Construction of the Derby Dam fish screen will restore watershed connectivity and support fish movement along the Truckee River, promoting both the recovery of the federally threatened Lahontan Cutthroat Trout, as well as fishing and recreation opportunities in Nevada.
History & Partnerships
The construction of Derby Dam, completed in 1905, was the first project of the newly formed U.S. Reclamation Service (now Bureau of Reclamation) organized under the Reclamation Act of 1902. Lahontan Cutthroat Trout (LCT) in the Truckee Basin were once so numerous that a robust commercial fishery existed. After the completion of Derby Dam in 1905, LCT lost access to their spawning habitat, which eventually led to their extirpation in the Truckee Basin.
The Fishway project has three components (1) the Fish Passage on River left of the Derby Dam structure, (2) modification to automate two Derby Dam River Gates to maintain the required pool to allow the correct water flow through the Fish Passage, and (3) a Fish Screen to allow for fish entrained in the Truckee Canal to return to the Truckee River.
In 2001, Reclamation and USFWS designed and completed a fish bypass around Derby Dam. The Lahontan National Fish Hatchery Complex (LNFHC) and Reclamation began reviewing different fish screen designs to implement the fish protection portion of the Derby Dam fish passage improvements. Staff from the LNFHC took part in Reclamation’s value engineering study, and suggested using an innovative technology: Farmers Conservation Alliance’s horizontal plate fish screen was chosen to move forward.

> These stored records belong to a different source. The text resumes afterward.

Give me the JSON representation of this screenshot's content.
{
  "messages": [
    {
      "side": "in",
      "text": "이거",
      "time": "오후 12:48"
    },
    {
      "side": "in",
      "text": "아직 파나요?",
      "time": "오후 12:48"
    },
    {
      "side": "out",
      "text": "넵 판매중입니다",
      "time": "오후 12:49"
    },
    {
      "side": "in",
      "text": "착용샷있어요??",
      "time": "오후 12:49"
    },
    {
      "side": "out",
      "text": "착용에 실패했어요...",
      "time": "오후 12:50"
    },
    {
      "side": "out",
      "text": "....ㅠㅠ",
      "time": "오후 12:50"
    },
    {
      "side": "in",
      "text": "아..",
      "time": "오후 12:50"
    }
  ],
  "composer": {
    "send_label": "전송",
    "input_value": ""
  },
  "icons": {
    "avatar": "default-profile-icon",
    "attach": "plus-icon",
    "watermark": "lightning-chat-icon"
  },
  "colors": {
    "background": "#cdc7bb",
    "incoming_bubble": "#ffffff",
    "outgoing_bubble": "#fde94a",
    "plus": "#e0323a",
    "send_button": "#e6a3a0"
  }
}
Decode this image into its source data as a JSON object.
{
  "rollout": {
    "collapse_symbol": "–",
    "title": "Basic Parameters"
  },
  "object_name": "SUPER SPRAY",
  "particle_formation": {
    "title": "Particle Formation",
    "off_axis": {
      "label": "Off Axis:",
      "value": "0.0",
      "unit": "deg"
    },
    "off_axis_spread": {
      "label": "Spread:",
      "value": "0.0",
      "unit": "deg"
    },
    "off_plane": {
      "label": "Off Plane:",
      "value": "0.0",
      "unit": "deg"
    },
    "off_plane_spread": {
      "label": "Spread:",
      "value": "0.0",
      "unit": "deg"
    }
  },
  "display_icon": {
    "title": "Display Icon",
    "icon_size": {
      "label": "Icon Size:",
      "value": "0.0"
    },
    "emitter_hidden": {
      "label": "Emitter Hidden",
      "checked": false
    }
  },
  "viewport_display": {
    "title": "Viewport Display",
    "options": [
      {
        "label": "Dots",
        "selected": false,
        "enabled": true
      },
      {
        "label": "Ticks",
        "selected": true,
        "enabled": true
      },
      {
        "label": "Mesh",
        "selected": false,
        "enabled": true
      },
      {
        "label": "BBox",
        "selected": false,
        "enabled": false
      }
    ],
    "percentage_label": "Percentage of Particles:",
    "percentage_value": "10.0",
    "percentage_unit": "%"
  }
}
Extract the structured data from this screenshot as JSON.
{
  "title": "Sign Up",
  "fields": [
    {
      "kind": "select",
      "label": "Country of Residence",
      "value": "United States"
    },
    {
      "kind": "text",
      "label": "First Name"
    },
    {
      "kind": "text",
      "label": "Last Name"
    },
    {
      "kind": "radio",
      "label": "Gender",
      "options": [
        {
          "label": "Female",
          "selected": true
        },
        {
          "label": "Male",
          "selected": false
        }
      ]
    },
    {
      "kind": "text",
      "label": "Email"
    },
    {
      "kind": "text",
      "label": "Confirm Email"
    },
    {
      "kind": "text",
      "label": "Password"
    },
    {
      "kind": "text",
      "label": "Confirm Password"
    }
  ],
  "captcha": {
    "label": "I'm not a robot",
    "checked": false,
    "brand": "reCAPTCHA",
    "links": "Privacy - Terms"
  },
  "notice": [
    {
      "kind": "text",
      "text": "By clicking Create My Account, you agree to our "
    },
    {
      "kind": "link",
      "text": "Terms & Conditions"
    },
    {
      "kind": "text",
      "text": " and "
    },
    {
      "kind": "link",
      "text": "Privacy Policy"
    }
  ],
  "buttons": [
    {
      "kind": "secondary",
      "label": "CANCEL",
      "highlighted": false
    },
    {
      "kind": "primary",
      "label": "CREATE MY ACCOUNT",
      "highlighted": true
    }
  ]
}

Combining the biological expertise of the US Fish and Wildlife Service, with the engineering and construction expertise of the Bureau of Reclamation, and the innovative technology and ability to perform of the Farmer’s Conservation Alliance has made this effort possible.

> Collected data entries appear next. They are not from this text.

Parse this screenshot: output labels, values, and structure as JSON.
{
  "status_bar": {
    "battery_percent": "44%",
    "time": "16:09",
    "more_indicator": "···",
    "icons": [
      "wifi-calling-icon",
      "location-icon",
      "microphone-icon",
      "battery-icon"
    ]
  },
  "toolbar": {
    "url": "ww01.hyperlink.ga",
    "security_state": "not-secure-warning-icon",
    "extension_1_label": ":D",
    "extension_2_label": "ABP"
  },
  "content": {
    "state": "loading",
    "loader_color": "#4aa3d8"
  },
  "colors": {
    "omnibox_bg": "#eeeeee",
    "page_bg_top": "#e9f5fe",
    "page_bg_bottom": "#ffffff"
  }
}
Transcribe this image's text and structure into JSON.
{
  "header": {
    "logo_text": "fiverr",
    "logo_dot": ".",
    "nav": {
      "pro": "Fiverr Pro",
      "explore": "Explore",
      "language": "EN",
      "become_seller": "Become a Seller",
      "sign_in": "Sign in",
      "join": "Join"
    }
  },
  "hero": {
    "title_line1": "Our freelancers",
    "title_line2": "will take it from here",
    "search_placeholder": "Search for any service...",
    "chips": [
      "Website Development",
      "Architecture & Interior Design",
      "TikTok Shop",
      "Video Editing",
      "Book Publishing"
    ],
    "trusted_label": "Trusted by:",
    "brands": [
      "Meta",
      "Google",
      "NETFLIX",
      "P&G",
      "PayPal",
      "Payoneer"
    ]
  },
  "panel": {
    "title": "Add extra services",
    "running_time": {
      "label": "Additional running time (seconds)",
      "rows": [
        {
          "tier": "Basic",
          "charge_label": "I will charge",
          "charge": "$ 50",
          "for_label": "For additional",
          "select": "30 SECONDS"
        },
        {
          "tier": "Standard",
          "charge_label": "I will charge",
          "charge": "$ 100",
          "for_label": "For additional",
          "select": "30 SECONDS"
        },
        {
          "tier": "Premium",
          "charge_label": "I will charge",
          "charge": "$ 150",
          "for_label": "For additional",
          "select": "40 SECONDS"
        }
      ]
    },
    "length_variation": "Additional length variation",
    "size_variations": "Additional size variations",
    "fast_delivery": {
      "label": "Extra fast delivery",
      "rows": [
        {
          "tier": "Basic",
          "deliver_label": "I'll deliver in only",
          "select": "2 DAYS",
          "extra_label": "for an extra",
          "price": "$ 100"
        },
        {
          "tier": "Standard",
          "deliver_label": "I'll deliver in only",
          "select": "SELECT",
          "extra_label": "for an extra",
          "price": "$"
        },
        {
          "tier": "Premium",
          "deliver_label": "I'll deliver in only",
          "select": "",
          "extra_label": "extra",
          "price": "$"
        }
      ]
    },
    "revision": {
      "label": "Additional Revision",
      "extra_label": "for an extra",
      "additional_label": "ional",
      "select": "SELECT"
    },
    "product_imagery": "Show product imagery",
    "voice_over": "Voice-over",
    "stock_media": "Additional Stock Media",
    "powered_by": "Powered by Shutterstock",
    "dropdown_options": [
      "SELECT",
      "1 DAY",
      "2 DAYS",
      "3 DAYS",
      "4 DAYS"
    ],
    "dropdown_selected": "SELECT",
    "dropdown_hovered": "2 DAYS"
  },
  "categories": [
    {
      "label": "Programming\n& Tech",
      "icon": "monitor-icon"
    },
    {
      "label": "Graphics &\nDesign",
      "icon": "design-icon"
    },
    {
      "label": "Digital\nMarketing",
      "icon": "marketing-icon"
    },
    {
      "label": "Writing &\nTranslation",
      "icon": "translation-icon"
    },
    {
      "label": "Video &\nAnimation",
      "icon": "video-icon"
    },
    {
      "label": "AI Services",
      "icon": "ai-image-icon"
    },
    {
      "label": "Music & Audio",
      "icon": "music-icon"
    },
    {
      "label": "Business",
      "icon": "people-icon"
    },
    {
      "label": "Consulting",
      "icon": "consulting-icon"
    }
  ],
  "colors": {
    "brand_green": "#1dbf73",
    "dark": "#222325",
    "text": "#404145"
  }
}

The Lahontan Cutthroat Trout
In the 1970’s an out-of-basin population of LCT was discovered on the border of Utah and Nevada in the Pilot Peak Mountains. Taxonomists at the time thought that it originated from the original Pyramid Lake population that was native to the Truckee Basin. Beginning in 1995 LNFHC developed a conservation broodstock intended for use in recovery efforts in the Truckee Basin system.
Concurrent with the development of the broodstock, LNFHC funded genetic research to compare the broodstock population with original museum mounts of the original Pyramid Lake population. Genetic analysis confirmed that the Pilot Peak LCT represented the original populations found in Pyramid Lake and Lake Tahoe. In 2006, working in partnership with the Pyramid Lake Paiute Tribe (PLPT), the LNFHC began stocking these iconic trout in Pyramid Lake.
Remarkably, Pilot Peak LCT were observed spawning in 2014, the first time natural reproduction of LCT had been documented in over 80 years. The numbers of Pilot Peak LCT migrating from Pyramid Lake into the Truckee River has grown from those first ten individuals to a record number of 775 Pilot Peak LCT in 2019.